O facto de Nuno Dempster recorrer, nos seus
contos, a um narrador não-participante (com excepção de “Uma aula de inglês”),
a personagens redondas e a uma quase constante coincidência do tempo
cronológico com o tempo do discurso, não só dota a sequencialidade narrativa de
uma extrema limpidez, mas também funciona de forma eficaz como estratégia de
captação do leitor para a estória de que ele passará também a fazer parte.

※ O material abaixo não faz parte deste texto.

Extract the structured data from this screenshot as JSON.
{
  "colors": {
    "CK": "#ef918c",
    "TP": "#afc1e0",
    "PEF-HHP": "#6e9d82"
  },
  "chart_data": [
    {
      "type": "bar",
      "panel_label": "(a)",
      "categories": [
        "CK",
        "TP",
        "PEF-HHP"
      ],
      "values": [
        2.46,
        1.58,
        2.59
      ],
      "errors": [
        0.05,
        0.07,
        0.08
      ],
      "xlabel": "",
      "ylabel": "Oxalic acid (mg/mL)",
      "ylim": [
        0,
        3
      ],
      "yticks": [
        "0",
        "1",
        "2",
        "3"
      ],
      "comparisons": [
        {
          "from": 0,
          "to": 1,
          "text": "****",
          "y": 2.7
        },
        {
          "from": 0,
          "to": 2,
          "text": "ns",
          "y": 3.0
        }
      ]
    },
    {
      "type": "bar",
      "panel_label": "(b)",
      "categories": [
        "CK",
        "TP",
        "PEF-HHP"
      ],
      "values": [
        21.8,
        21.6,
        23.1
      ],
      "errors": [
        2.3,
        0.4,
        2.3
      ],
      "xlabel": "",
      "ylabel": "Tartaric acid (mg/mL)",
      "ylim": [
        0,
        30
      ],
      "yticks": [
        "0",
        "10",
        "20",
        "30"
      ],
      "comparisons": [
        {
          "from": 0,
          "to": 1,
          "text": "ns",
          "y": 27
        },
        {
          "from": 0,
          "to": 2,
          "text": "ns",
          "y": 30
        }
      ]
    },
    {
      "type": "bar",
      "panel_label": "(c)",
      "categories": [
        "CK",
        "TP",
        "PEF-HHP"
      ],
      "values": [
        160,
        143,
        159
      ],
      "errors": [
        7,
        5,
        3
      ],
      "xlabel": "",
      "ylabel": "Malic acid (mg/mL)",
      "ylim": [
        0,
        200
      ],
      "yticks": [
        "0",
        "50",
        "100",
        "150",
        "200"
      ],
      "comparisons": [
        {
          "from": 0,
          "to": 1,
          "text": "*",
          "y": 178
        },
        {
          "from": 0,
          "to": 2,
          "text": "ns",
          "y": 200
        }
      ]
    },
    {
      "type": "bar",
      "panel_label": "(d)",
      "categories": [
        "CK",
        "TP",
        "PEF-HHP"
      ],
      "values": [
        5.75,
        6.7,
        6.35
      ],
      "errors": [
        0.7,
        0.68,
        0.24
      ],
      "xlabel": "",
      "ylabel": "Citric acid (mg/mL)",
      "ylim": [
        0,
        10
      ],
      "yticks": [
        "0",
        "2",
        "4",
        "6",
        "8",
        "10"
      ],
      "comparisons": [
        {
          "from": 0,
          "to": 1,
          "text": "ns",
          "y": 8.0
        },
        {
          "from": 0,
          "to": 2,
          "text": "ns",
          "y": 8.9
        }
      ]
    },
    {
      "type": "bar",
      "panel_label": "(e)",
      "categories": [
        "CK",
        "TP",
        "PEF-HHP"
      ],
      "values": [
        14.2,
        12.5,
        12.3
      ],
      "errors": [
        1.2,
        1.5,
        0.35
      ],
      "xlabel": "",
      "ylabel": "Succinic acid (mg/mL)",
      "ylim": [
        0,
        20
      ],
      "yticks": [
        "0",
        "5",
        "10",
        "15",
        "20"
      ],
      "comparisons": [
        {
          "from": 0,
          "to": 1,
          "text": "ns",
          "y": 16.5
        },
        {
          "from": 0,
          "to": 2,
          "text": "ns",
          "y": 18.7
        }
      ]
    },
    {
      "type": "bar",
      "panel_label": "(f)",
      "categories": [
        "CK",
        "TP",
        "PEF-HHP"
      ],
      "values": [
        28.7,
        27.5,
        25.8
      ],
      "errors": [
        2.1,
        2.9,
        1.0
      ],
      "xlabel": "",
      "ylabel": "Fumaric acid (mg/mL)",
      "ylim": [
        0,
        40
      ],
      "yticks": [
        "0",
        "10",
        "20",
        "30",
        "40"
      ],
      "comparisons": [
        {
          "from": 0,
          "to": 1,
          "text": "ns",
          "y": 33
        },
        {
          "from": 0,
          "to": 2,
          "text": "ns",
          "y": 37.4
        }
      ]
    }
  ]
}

Ainda relativamente às personagens parece-me importante ressalvar a sua bem
conseguida caracterização psicológica, social e cultural, aliás, nem sempre
feita de modo directo, e urge ainda acentuar o modo criterioso como todas elas
são colocadas, pelo narrador, no conjunto dos acontecimentos – tomemos como
exemplo o primeiro conto, “O papel de prata”: a estória decorre em torno do
protagonista (Horácio), cuja caracterização – complexa – psicológica e social
nos vai sendo dada no decorrer da acção, todavia, apesar do desenrolar desta
ser linear (com excepção de “O reflexo” as analepses e as prolepses são banidas
da narrativa dempsteriana!) e do espaço ser quase sempre fechado e privado, a
acção desenvolve-se pela sedução de um ritmo ao qual o leitor não consegue
ficar indiferente, e contribuindo também para esse prendimento o exímio manejar
de outras categorias da narrativa, neste caso concreto as personagens
secundárias ( Marta, a tia e Hermínio ) e os figurantes (os pais de Horácio).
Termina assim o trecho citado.